4. SCAF is now under pressure to respond to the “Brotherhood’s act” with a counter measure, either constitutionally in the courts, or by putting forward a last-minute candidate from the military establishment.
Engineer Khairat al-Shatar comes from Alexandria, the stronghold of the Muslim Brotherhood and Salafist currents, and he is the “commercial and financial mastermind behind the Brotherhood”, whilst Dr. Aboul Fotouh [before being forced out of the group] represented an enlightened trend of political openness.
From here, a division is expected to occur within the Brotherhood’s support base, particularly among the youth who strongly participated in the 25 January Revolution, in confrontation with the Brotherhood’s founding fathers, who subscribe to the principle of blind obedience to the General Guide, the office of the Guide, and the Brotherhood’s Shura Council.

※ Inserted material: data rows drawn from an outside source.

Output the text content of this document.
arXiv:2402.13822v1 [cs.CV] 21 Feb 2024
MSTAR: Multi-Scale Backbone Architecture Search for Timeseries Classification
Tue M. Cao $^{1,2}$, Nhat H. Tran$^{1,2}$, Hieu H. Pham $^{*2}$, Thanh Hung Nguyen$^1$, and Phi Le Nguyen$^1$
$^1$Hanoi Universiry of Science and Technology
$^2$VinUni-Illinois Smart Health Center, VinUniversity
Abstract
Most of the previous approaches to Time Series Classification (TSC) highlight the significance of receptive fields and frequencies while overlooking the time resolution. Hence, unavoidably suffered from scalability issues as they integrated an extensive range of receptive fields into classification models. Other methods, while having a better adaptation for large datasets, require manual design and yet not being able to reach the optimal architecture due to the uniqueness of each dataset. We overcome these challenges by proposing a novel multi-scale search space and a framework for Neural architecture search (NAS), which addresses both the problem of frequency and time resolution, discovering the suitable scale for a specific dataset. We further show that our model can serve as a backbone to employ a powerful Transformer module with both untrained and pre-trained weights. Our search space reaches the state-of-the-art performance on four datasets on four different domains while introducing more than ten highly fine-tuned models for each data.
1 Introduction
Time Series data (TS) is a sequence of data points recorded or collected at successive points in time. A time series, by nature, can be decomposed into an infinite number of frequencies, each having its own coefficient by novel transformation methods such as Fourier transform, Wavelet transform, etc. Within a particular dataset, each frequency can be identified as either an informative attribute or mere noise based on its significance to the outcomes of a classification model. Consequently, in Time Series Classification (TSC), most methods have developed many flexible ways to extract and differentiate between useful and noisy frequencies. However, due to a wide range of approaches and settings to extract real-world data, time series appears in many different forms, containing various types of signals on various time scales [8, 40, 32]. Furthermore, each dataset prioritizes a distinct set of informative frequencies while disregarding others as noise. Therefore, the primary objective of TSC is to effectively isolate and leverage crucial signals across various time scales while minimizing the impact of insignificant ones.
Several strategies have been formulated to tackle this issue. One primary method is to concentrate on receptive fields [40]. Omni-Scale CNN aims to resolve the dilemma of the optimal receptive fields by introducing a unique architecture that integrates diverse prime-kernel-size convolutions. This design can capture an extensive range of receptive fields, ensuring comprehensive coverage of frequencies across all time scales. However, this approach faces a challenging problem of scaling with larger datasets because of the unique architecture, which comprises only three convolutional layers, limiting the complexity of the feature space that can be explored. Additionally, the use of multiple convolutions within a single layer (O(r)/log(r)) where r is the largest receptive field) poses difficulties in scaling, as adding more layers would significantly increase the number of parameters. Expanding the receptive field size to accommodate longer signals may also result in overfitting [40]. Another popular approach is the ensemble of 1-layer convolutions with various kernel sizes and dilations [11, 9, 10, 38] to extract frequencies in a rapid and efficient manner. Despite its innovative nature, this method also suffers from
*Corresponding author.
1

Of course, the Salafist movement, represented by Sheikh Hazem Salah Abu Ismail, will be the most affected by al-Shatar’s nomination.
In the coming days, and I mean the days before the end of the deadline to put forward presidential nominations on 8 April, we will see political clashes and unexpected surprises, as well as new alliances and divisions threatening more chaos on the political scene.
The current situation will become clear within a matter of hours or days when we gauge the reaction of SCAF, which since the start of the revolution has been counting on a state of truce and harmony with the Brotherhood.